The changes to the treatment of pumps have the following implications:
- In v2009, all centrifugal pumps (regardless of the operating mode) except the selected pump were automatically isolated before the SRC was generated. In v12, other centrifugal pumps are not automatically isolated. This may result in an inaccurate curve as shown in Figure 3.
- The user will have to isolate the pumps themselves if they have more than one active pump in the system. If the other pumps are set to a flow rate (Sizing Pump and Centrifugal Pumps set to Variable Speed), they are automatically removed from the system and turned into nodes.

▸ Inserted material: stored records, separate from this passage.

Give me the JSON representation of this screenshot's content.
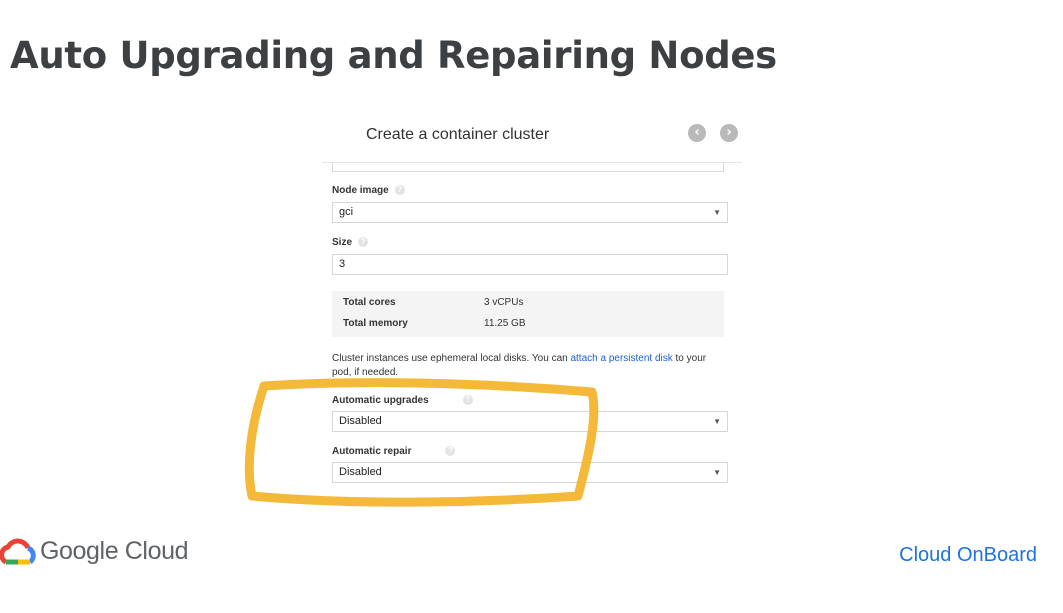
{
  "slide": {
    "title": "Auto Upgrading and Repairing Nodes"
  },
  "dialog": {
    "title": "Create a container cluster",
    "nav_prev": "‹",
    "nav_next": "›",
    "node_image": {
      "label": "Node image",
      "value": "gci"
    },
    "size": {
      "label": "Size",
      "value": "3"
    },
    "summary": [
      {
        "key": "Total cores",
        "value": "3 vCPUs"
      },
      {
        "key": "Total memory",
        "value": "11.25 GB"
      }
    ],
    "note": {
      "text_before": "Cluster instances use ephemeral local disks. You can ",
      "link": "attach a persistent disk",
      "text_after": " to your pod, if needed."
    },
    "auto_upgrades": {
      "label": "Automatic upgrades",
      "value": "Disabled"
    },
    "auto_repair": {
      "label": "Automatic repair",
      "value": "Disabled"
    }
  },
  "footer": {
    "brand": "Google Cloud",
    "right_text": "Cloud OnBoard"
  },
  "colors": {
    "highlight": "#f5b93a",
    "link": "#1a5fd0",
    "brand_blue": "#1a73e8",
    "logo_red": "#ea4335",
    "logo_yellow": "#fbbc04",
    "logo_green": "#34a853",
    "logo_blue": "#4285f4"
  },
  "icons": [
    "help-icon",
    "dropdown-arrow-icon",
    "chevron-left-icon",
    "chevron-right-icon",
    "google-cloud-logo-icon"
  ]
}
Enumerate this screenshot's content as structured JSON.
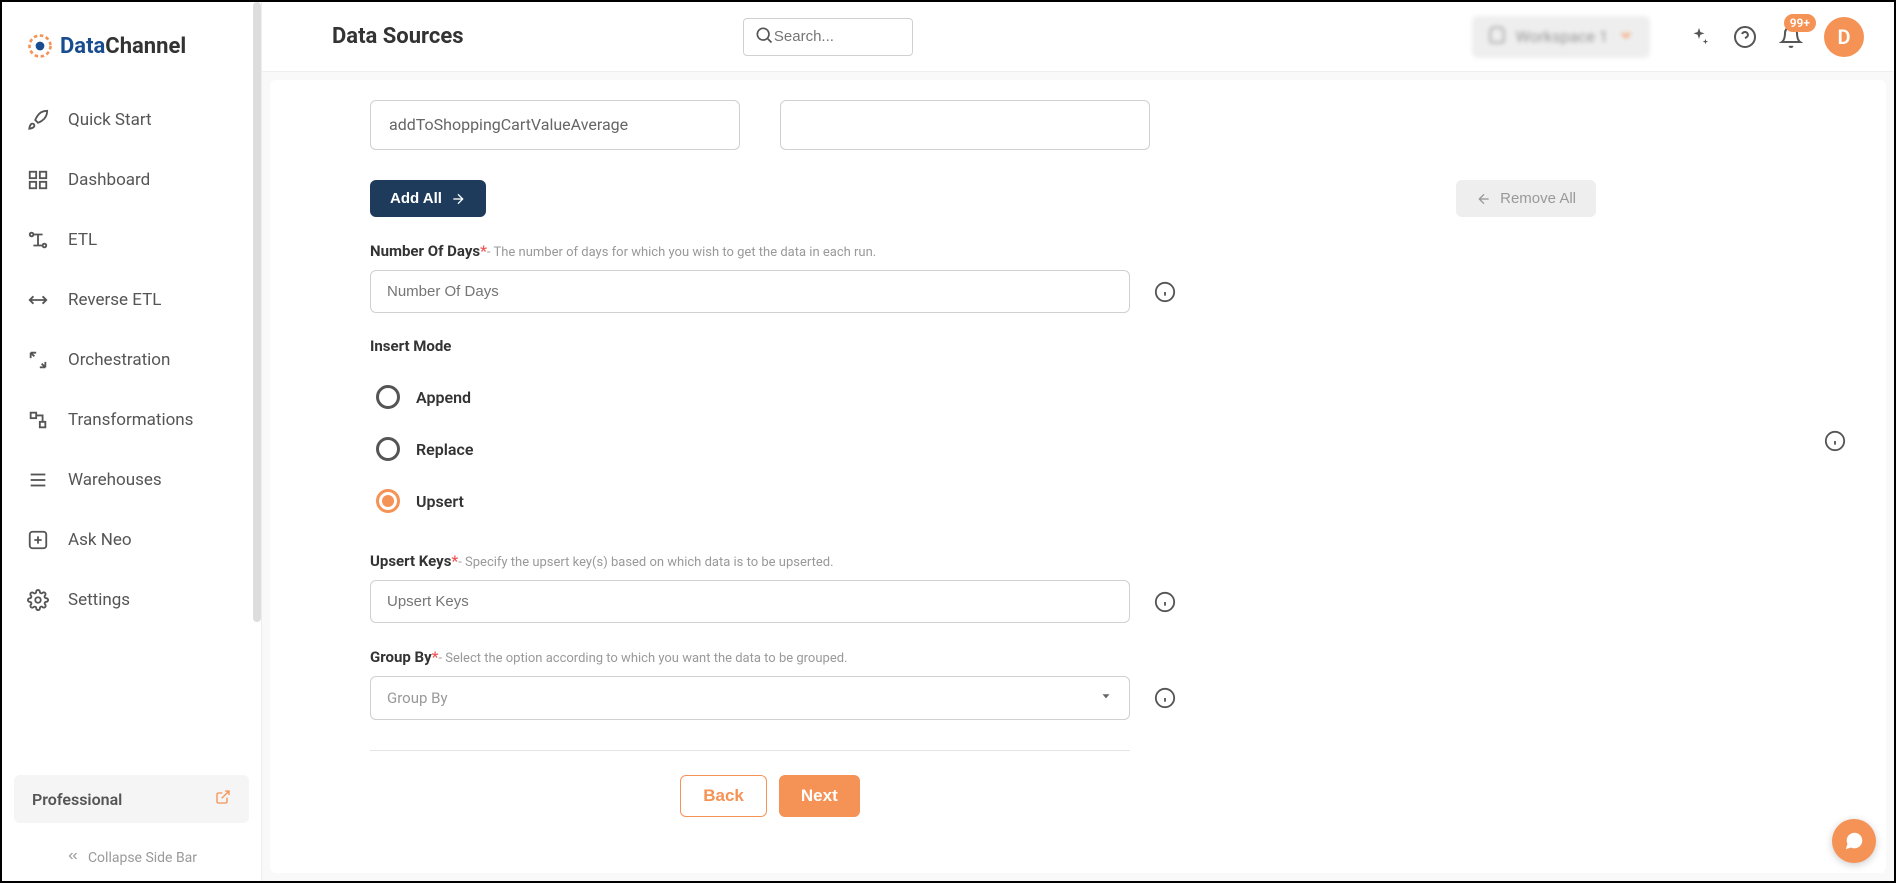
{
  "logo": {
    "brand1": "Data",
    "brand2": "Channel"
  },
  "sidebar": {
    "items": [
      {
        "label": "Quick Start"
      },
      {
        "label": "Dashboard"
      },
      {
        "label": "ETL"
      },
      {
        "label": "Reverse ETL"
      },
      {
        "label": "Orchestration"
      },
      {
        "label": "Transformations"
      },
      {
        "label": "Warehouses"
      },
      {
        "label": "Ask Neo"
      },
      {
        "label": "Settings"
      }
    ],
    "plan": "Professional",
    "collapse": "Collapse Side Bar"
  },
  "header": {
    "title": "Data Sources",
    "search_placeholder": "Search...",
    "workspace": "Workspace 1",
    "badge": "99+",
    "avatar": "D"
  },
  "form": {
    "chip": "addToShoppingCartValueAverage",
    "add_all": "Add All",
    "remove_all": "Remove All",
    "numdays": {
      "label": "Number Of Days",
      "hint": "- The number of days for which you wish to get the data in each run.",
      "placeholder": "Number Of Days"
    },
    "insert_mode": {
      "label": "Insert Mode",
      "options": [
        "Append",
        "Replace",
        "Upsert"
      ],
      "selected": "Upsert"
    },
    "upsert_keys": {
      "label": "Upsert Keys",
      "hint": "- Specify the upsert key(s) based on which data is to be upserted.",
      "placeholder": "Upsert Keys"
    },
    "group_by": {
      "label": "Group By",
      "hint": "- Select the option according to which you want the data to be grouped.",
      "placeholder": "Group By"
    },
    "back": "Back",
    "next": "Next"
  }
}
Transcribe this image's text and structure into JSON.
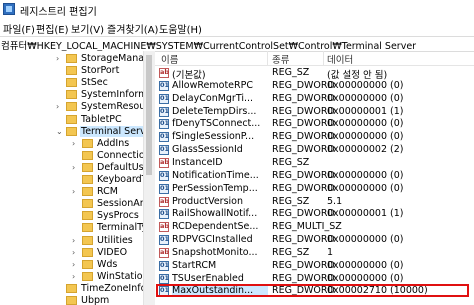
{
  "window": {
    "title": "레지스트리 편집기"
  },
  "menu": [
    "파일(F)",
    "편집(E)",
    "보기(V)",
    "즐겨찾기(A)",
    "도움말(H)"
  ],
  "address": "컴퓨터₩HKEY_LOCAL_MACHINE₩SYSTEM₩CurrentControlSet₩Control₩Terminal Server",
  "tree": [
    {
      "label": "StorageManage",
      "level": 0,
      "chevron": "›"
    },
    {
      "label": "StorPort",
      "level": 0,
      "chevron": ""
    },
    {
      "label": "StSec",
      "level": 0,
      "chevron": ""
    },
    {
      "label": "SystemInformat",
      "level": 0,
      "chevron": ""
    },
    {
      "label": "SystemResource",
      "level": 0,
      "chevron": "›"
    },
    {
      "label": "TabletPC",
      "level": 0,
      "chevron": ""
    },
    {
      "label": "Terminal Server",
      "level": 0,
      "chevron": "⌄",
      "selected": true
    },
    {
      "label": "AddIns",
      "level": 1,
      "chevron": "›"
    },
    {
      "label": "ConnectionH",
      "level": 1,
      "chevron": ""
    },
    {
      "label": "DefaultUserC",
      "level": 1,
      "chevron": "›"
    },
    {
      "label": "KeyboardTyp",
      "level": 1,
      "chevron": ""
    },
    {
      "label": "RCM",
      "level": 1,
      "chevron": "›"
    },
    {
      "label": "SessionArbit",
      "level": 1,
      "chevron": ""
    },
    {
      "label": "SysProcs",
      "level": 1,
      "chevron": ""
    },
    {
      "label": "TerminalTyp",
      "level": 1,
      "chevron": ""
    },
    {
      "label": "Utilities",
      "level": 1,
      "chevron": "›"
    },
    {
      "label": "VIDEO",
      "level": 1,
      "chevron": "›"
    },
    {
      "label": "Wds",
      "level": 1,
      "chevron": "›"
    },
    {
      "label": "WinStations",
      "level": 1,
      "chevron": "›"
    },
    {
      "label": "TimeZoneInfor",
      "level": 0,
      "chevron": ""
    },
    {
      "label": "Ubpm",
      "level": 0,
      "chevron": ""
    }
  ],
  "columns": {
    "name": "이름",
    "type": "종류",
    "data": "데이터"
  },
  "values": [
    {
      "name": "(기본값)",
      "type": "REG_SZ",
      "data": "(값 설정 안 됨)",
      "icon": "sz"
    },
    {
      "name": "AllowRemoteRPC",
      "type": "REG_DWORD",
      "data": "0x00000000 (0)",
      "icon": "dw"
    },
    {
      "name": "DelayConMgrTi...",
      "type": "REG_DWORD",
      "data": "0x00000000 (0)",
      "icon": "dw"
    },
    {
      "name": "DeleteTempDirs...",
      "type": "REG_DWORD",
      "data": "0x00000001 (1)",
      "icon": "dw"
    },
    {
      "name": "fDenyTSConnect...",
      "type": "REG_DWORD",
      "data": "0x00000000 (0)",
      "icon": "dw"
    },
    {
      "name": "fSingleSessionP...",
      "type": "REG_DWORD",
      "data": "0x00000000 (0)",
      "icon": "dw"
    },
    {
      "name": "GlassSessionId",
      "type": "REG_DWORD",
      "data": "0x00000002 (2)",
      "icon": "dw"
    },
    {
      "name": "InstanceID",
      "type": "REG_SZ",
      "data": "",
      "icon": "sz"
    },
    {
      "name": "NotificationTime...",
      "type": "REG_DWORD",
      "data": "0x00000000 (0)",
      "icon": "dw"
    },
    {
      "name": "PerSessionTemp...",
      "type": "REG_DWORD",
      "data": "0x00000000 (0)",
      "icon": "dw"
    },
    {
      "name": "ProductVersion",
      "type": "REG_SZ",
      "data": "5.1",
      "icon": "sz"
    },
    {
      "name": "RailShowallNotif...",
      "type": "REG_DWORD",
      "data": "0x00000001 (1)",
      "icon": "dw"
    },
    {
      "name": "RCDependentSe...",
      "type": "REG_MULTI_SZ",
      "data": "",
      "icon": "sz"
    },
    {
      "name": "RDPVGCInstalled",
      "type": "REG_DWORD",
      "data": "0x00000000 (0)",
      "icon": "dw"
    },
    {
      "name": "SnapshotMonito...",
      "type": "REG_SZ",
      "data": "1",
      "icon": "sz"
    },
    {
      "name": "StartRCM",
      "type": "REG_DWORD",
      "data": "0x00000000 (0)",
      "icon": "dw"
    },
    {
      "name": "TSUserEnabled",
      "type": "REG_DWORD",
      "data": "0x00000000 (0)",
      "icon": "dw"
    },
    {
      "name": "MaxOutstandin...",
      "type": "REG_DWORD",
      "data": "0x00002710 (10000)",
      "icon": "dw",
      "highlight": true
    }
  ]
}
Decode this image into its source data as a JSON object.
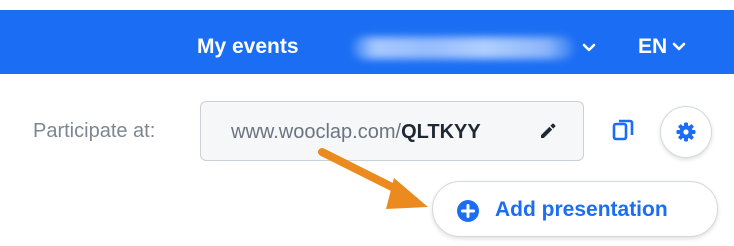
{
  "header": {
    "my_events_label": "My events",
    "user_name": "",
    "language": "EN",
    "background_color": "#1b6ef3"
  },
  "participate": {
    "label": "Participate at:",
    "url_base": "www.wooclap.com/",
    "event_code": "QLTKYY",
    "edit_icon": "pencil-icon",
    "copy_icon": "copy-icon",
    "settings_icon": "gear-icon"
  },
  "add_presentation": {
    "label": "Add presentation",
    "icon": "plus-circle-icon",
    "accent_color": "#1b6ef3"
  },
  "annotation": {
    "icon": "arrow-icon",
    "color": "#ea8a1f"
  }
}
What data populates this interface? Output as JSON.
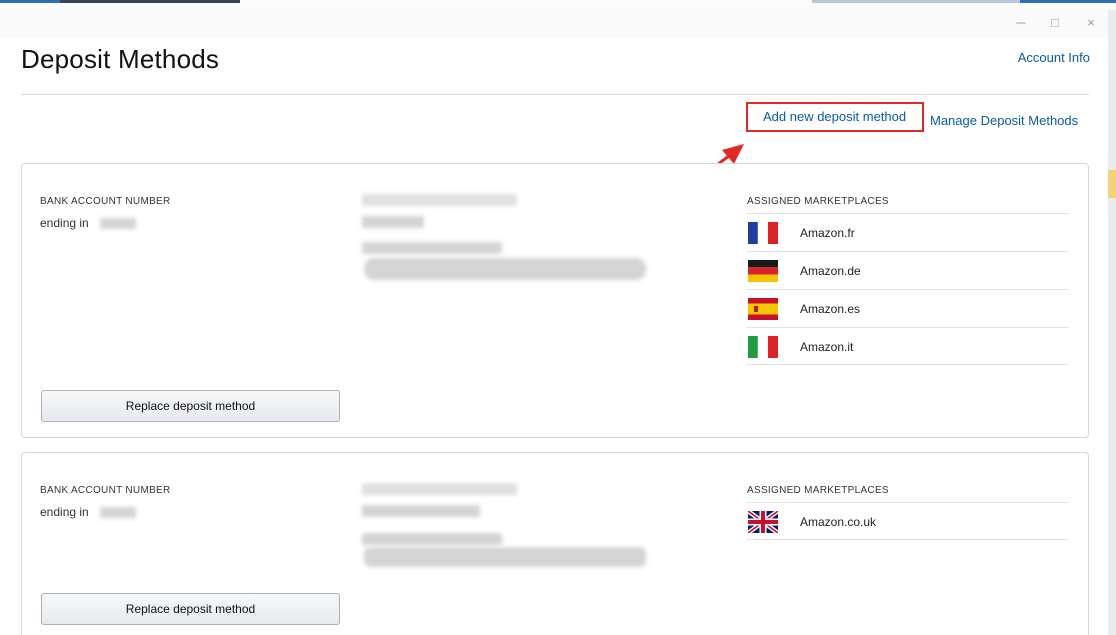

System Resistance Curves in PIPE-FLO version 2009 and Prior
In version 2009 and before, the SRC is generated by first setting all controls to fully open and all flow demands to zero. All pumps except the selected pump are automatically isolated and then the flow varied through the selected pump and the total head at each flow rate calculated to develop the SRC.
The SRC can be generated by selecting a centrifugal pump with curve data and selecting "Resistance Curve..." from the System Menu. The curve is graphed along with the pump curve.
Figure 1. Separation caused by control valves not set to a position. Resistance of the control valves are not included in the SRC and the separation is the head loss expected to occur at the control valves. SRC is a baseline reference curve.
Figure 2. SRC with control valves set to a percent open. Resistance of the control valves are included in the SRC.
Figure 3. Incorrect SRC with parallel pumps not isolated.